Das Entscheidende jedoch: Die Röntgenmerkmale deuten darauf hin, dass in diesem schlotartigen Zylinder heißes Plasmagas mit hoher Geschwindigkeit nach außen rast. „Die starke Röntgenemission der Tunnelwände lässt sich auf die Schocks zurückführen, die entstehen, wenn das ausströmende Plasma auf das umgebende Gas trifft und dieses komprimiert“, erklären Mackey und sein Team.
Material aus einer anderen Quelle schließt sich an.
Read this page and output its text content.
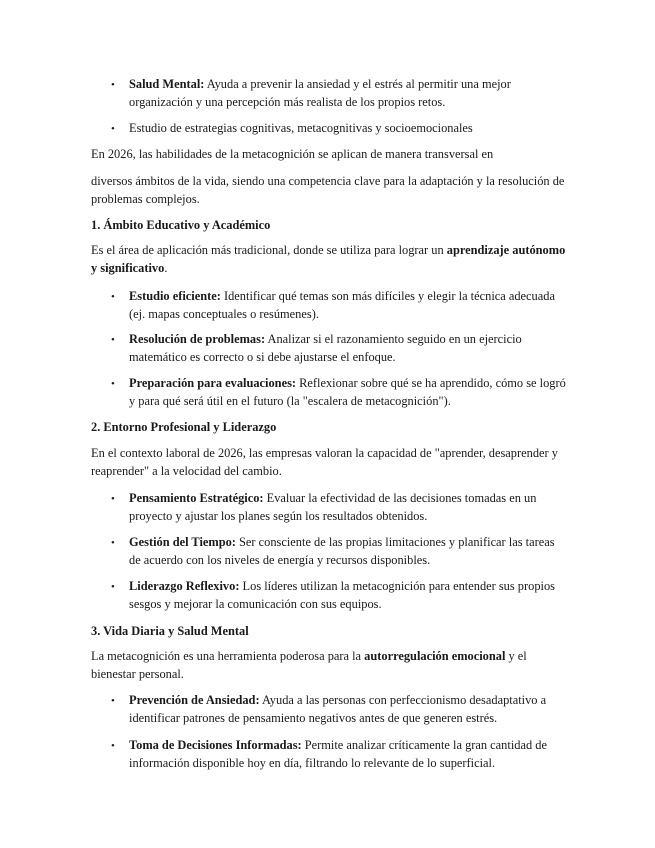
• Salud Mental: Ayuda a prevenir la ansiedad y el estrés al permitir una mejor organización y una percepción más realista de los propios retos.

• Estudio de estrategias cognitivas, metacognitivas y socioemocionales

En 2026, las habilidades de la metacognición se aplican de manera transversal en

diversos ámbitos de la vida, siendo una competencia clave para la adaptación y la resolución de problemas complejos.

1. Ámbito Educativo y Académico

Es el área de aplicación más tradicional, donde se utiliza para lograr un aprendizaje autónomo y significativo.

• Estudio eficiente: Identificar qué temas son más difíciles y elegir la técnica adecuada (ej. mapas conceptuales o resúmenes).

• Resolución de problemas: Analizar si el razonamiento seguido en un ejercicio matemático es correcto o si debe ajustarse el enfoque.

• Preparación para evaluaciones: Reflexionar sobre qué se ha aprendido, cómo se logró y para qué será útil en el futuro (la "escalera de metacognición").

2. Entorno Profesional y Liderazgo

En el contexto laboral de 2026, las empresas valoran la capacidad de "aprender, desaprender y reaprender" a la velocidad del cambio.

• Pensamiento Estratégico: Evaluar la efectividad de las decisiones tomadas en un proyecto y ajustar los planes según los resultados obtenidos.

• Gestión del Tiempo: Ser consciente de las propias limitaciones y planificar las tareas de acuerdo con los niveles de energía y recursos disponibles.

• Liderazgo Reflexivo: Los líderes utilizan la metacognición para entender sus propios sesgos y mejorar la comunicación con sus equipos.

3. Vida Diaria y Salud Mental

La metacognición es una herramienta poderosa para la autorregulación emocional y el bienestar personal.

• Prevención de Ansiedad: Ayuda a las personas con perfeccionismo desadaptativo a identificar patrones de pensamiento negativos antes de que generen estrés.

• Toma de Decisiones Informadas: Permite analizar críticamente la gran cantidad de información disponible hoy en día, filtrando lo relevante de lo superficial.
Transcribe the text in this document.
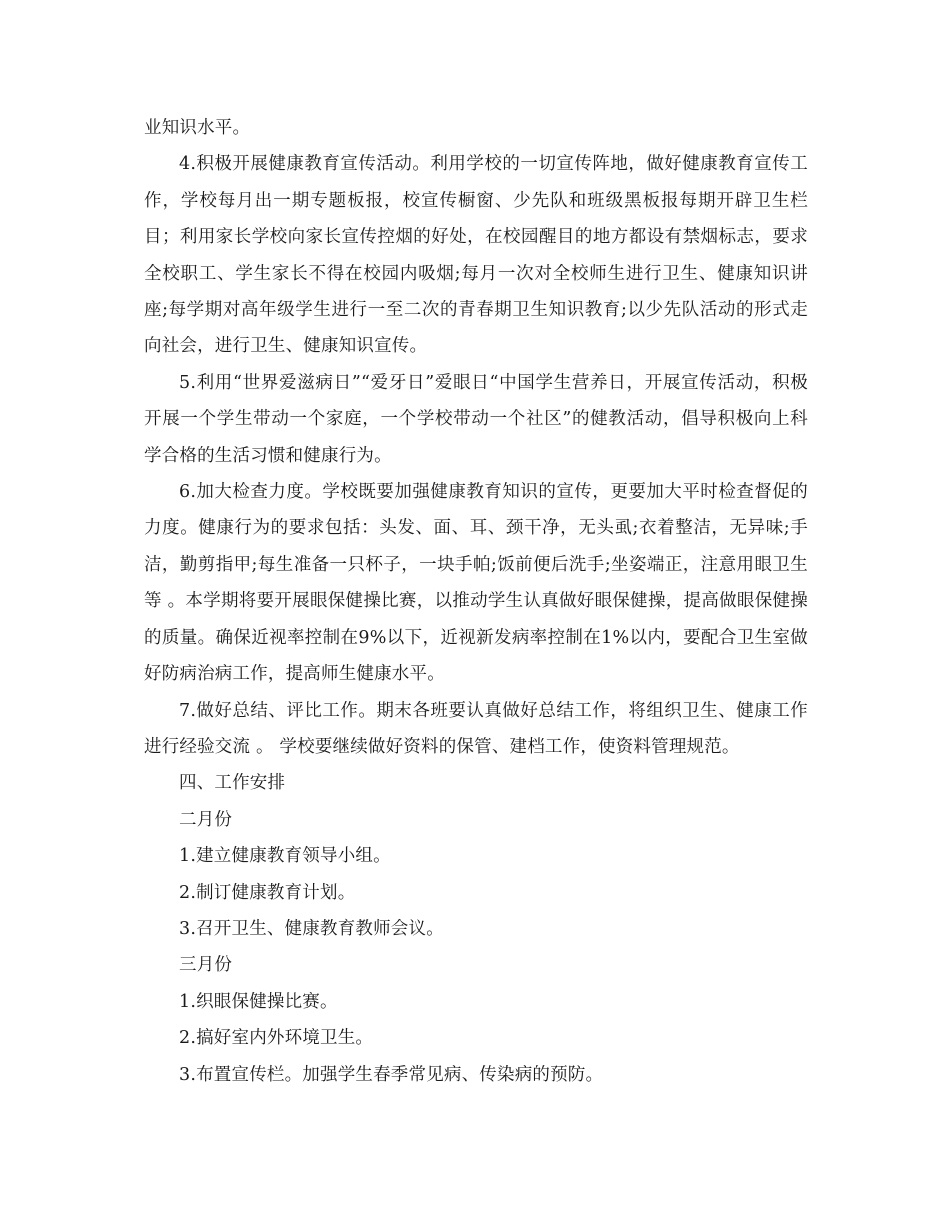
业知识水平。

4.积极开展健康教育宣传活动。利用学校的一切宣传阵地，做好健康教育宣传工作，学校每月出一期专题板报，校宣传橱窗、少先队和班级黑板报每期开辟卫生栏目；利用家长学校向家长宣传控烟的好处，在校园醒目的地方都设有禁烟标志，要求全校职工、学生家长不得在校园内吸烟;每月一次对全校师生进行卫生、健康知识讲座;每学期对高年级学生进行一至二次的青春期卫生知识教育;以少先队活动的形式走向社会，进行卫生、健康知识宣传。

5.利用“世界爱滋病日”“爱牙日”爱眼日“中国学生营养日，开展宣传活动，积极开展一个学生带动一个家庭，一个学校带动一个社区”的健教活动，倡导积极向上科学合格的生活习惯和健康行为。

6.加大检查力度。学校既要加强健康教育知识的宣传，更要加大平时检查督促的力度。健康行为的要求包括：头发、面、耳、颈干净，无头虱;衣着整洁，无异味;手洁，勤剪指甲;每生准备一只杯子，一块手帕;饭前便后洗手;坐姿端正，注意用眼卫生等 。本学期将要开展眼保健操比赛，以推动学生认真做好眼保健操，提高做眼保健操的质量。确保近视率控制在9%以下，近视新发病率控制在1%以内，要配合卫生室做好防病治病工作，提高师生健康水平。

7.做好总结、评比工作。期末各班要认真做好总结工作，将组织卫生、健康工作进行经验交流 。 学校要继续做好资料的保管、建档工作，使资料管理规范。

四、工作安排

二月份

1.建立健康教育领导小组。

2.制订健康教育计划。

3.召开卫生、健康教育教师会议。

三月份

1.织眼保健操比赛。

2.搞好室内外环境卫生。

3.布置宣传栏。加强学生春季常见病、传染病的预防。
Ihren Schätzungen zufolge muss das Plasma im Schornstein mit mindestens 1.000 Kilometer pro Sekunde nach außen rasen.

Die Entdeckung im Kontext
Die neu entdeckten Röntgenstrukturen liegen an der Spitze des südlichen Milchstraßen-Schornsteins, der vom Schwarzen Loch Sagittarius A* senkrecht nach außen zu den Fermiblasen führt. © X-ray: NASA/CXC, Univ. of Chicago/S.C. Mackey et al.; Radio: NRF/SARAO/MeerKAT; Image Processing: NASA/CXC/SAO/N. Wolk

„Wir haben schon vermutet, dass heißes Gas ähnlich wie Rauch durch diese Schornsteine strömt und dass Magnetfelder als Wände fungieren“, sagt Mackey. „Jetzt haben wir eine solche Rauchfahne nahe der Spitze des Schornsteines entdeckt.“ Nach Angaben der Astronomen könnten die dabei ausströmenden Gase die Quelle der Fermiblasen und des galaktischen Windes sein: Sie leiten das bei Ausbrüchen des zentralen Schwarzen Lochs der Milchstraße freiwerdende Plasma nach außen ab, wo sich das Material dann in den beiden gigantischen Blasen sammelt.
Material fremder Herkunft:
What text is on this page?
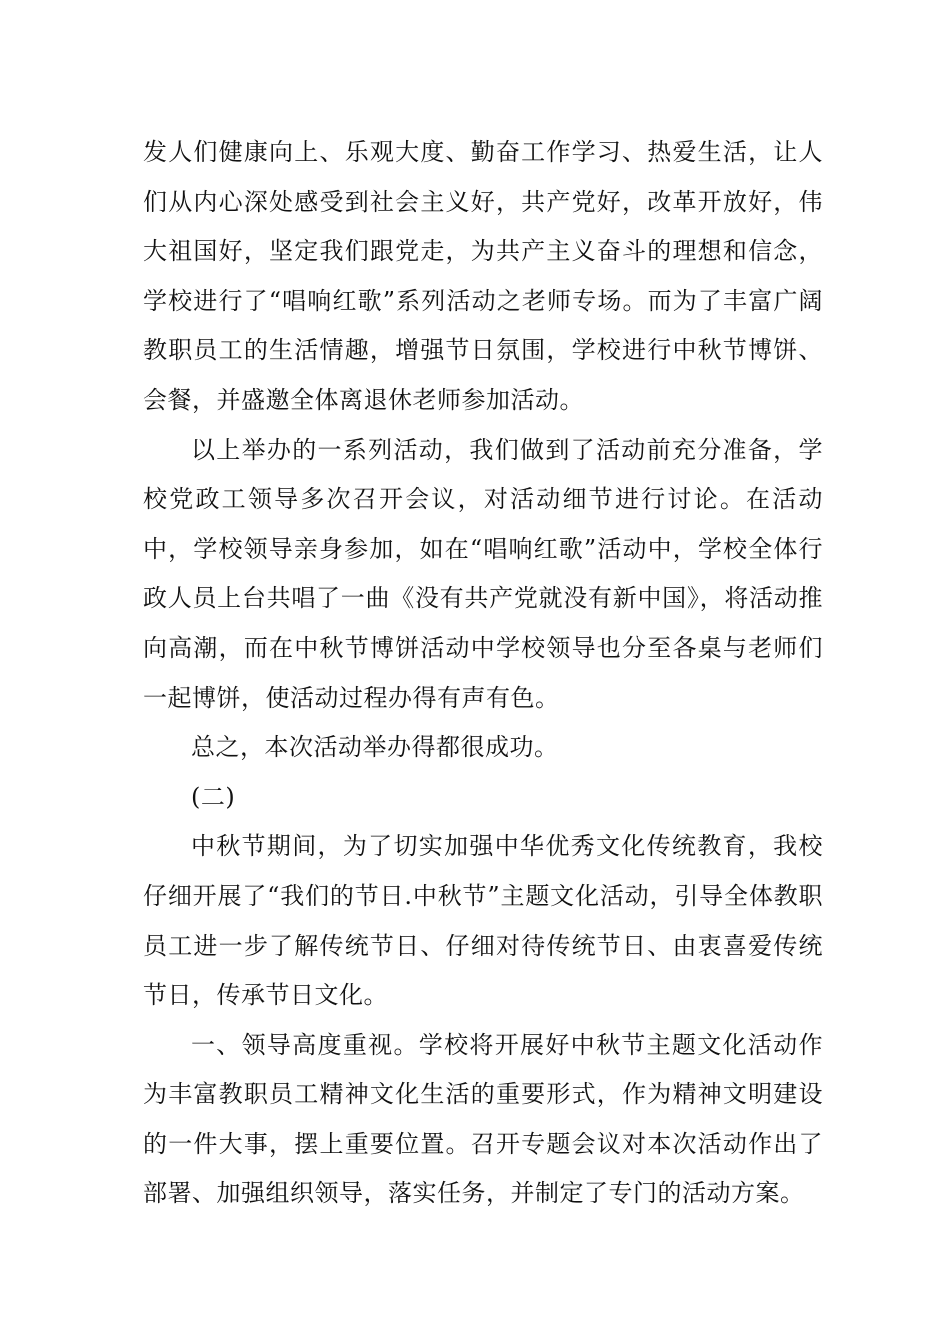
发人们健康向上、乐观大度、勤奋工作学习、热爱生活，让人们从内心深处感受到社会主义好，共产党好，改革开放好，伟大祖国好，坚定我们跟党走，为共产主义奋斗的理想和信念，学校进行了“唱响红歌”系列活动之老师专场。而为了丰富广阔教职员工的生活情趣，增强节日氛围，学校进行中秋节博饼、会餐，并盛邀全体离退休老师参加活动。

以上举办的一系列活动，我们做到了活动前充分准备，学校党政工领导多次召开会议，对活动细节进行讨论。在活动中，学校领导亲身参加，如在“唱响红歌”活动中，学校全体行政人员上台共唱了一曲《没有共产党就没有新中国》，将活动推向高潮，而在中秋节博饼活动中学校领导也分至各桌与老师们一起博饼，使活动过程办得有声有色。

总之，本次活动举办得都很成功。

(二)

中秋节期间，为了切实加强中华优秀文化传统教育，我校仔细开展了“我们的节日.中秋节”主题文化活动，引导全体教职员工进一步了解传统节日、仔细对待传统节日、由衷喜爱传统节日，传承节日文化。

一、领导高度重视。学校将开展好中秋节主题文化活动作为丰富教职员工精神文化生活的重要形式，作为精神文明建设的一件大事，摆上重要位置。召开专题会议对本次活动作出了部署、加强组织领导，落实任务，并制定了专门的活动方案。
Rauchen die galaktischen Schlote immer oder nur manchmal?

Allerdings ist noch unklar, wie stetig und oft energiereiches Plasma durch diese galaktischen Schornsteine strömt: „Wir sind uns nicht sicher, ob diese Energie und Hitze von Material stammt, das auf einmal von Sagittarius A* angesaugt wurde – ähnlich als wenn jemand einen ganzen Haufen Brennholz auf einmal ins Feuer wirft“, sagt Koautor Mark Morris von der University of California in Los Angeles. Ein solcher größerer Ausbruch fand bei Sagittarius A* zuletzt vor rund 200 Jahren statt.

Denkbar wäre aber auch, dass das energiereiche Plasma von vielen kleinen „Snacks“ des Schwarzen Lochs stammt. „Es könnte von vielen kleinen Portionen kommen, die nach und nach vom Schwarzen Loch vertilgt wurden – ähnlich wie regelmäßig nachgelegtes Brennholz“, so Morris. Das würde darauf hindeuten, dass unser zentrales Schwarzen Loch ständig aktiv ist – wenn auch in geringem Maße.

Mehr Aufschluss über die Plasmaströme in den Milchstraßen-Schornsteinen und ihre Herkunft könnten Untersuchungen mit hochauflösenden Röntgenspektrometern liefern, wie das Team erklärt. Sie könnten klären, wie schnell und stetig sich das Gas in diesen galaktischen Schloten bewegt. (The Astrophysical Journal, 2024; in press; doi: 10.48550/arXiv.2310.02892)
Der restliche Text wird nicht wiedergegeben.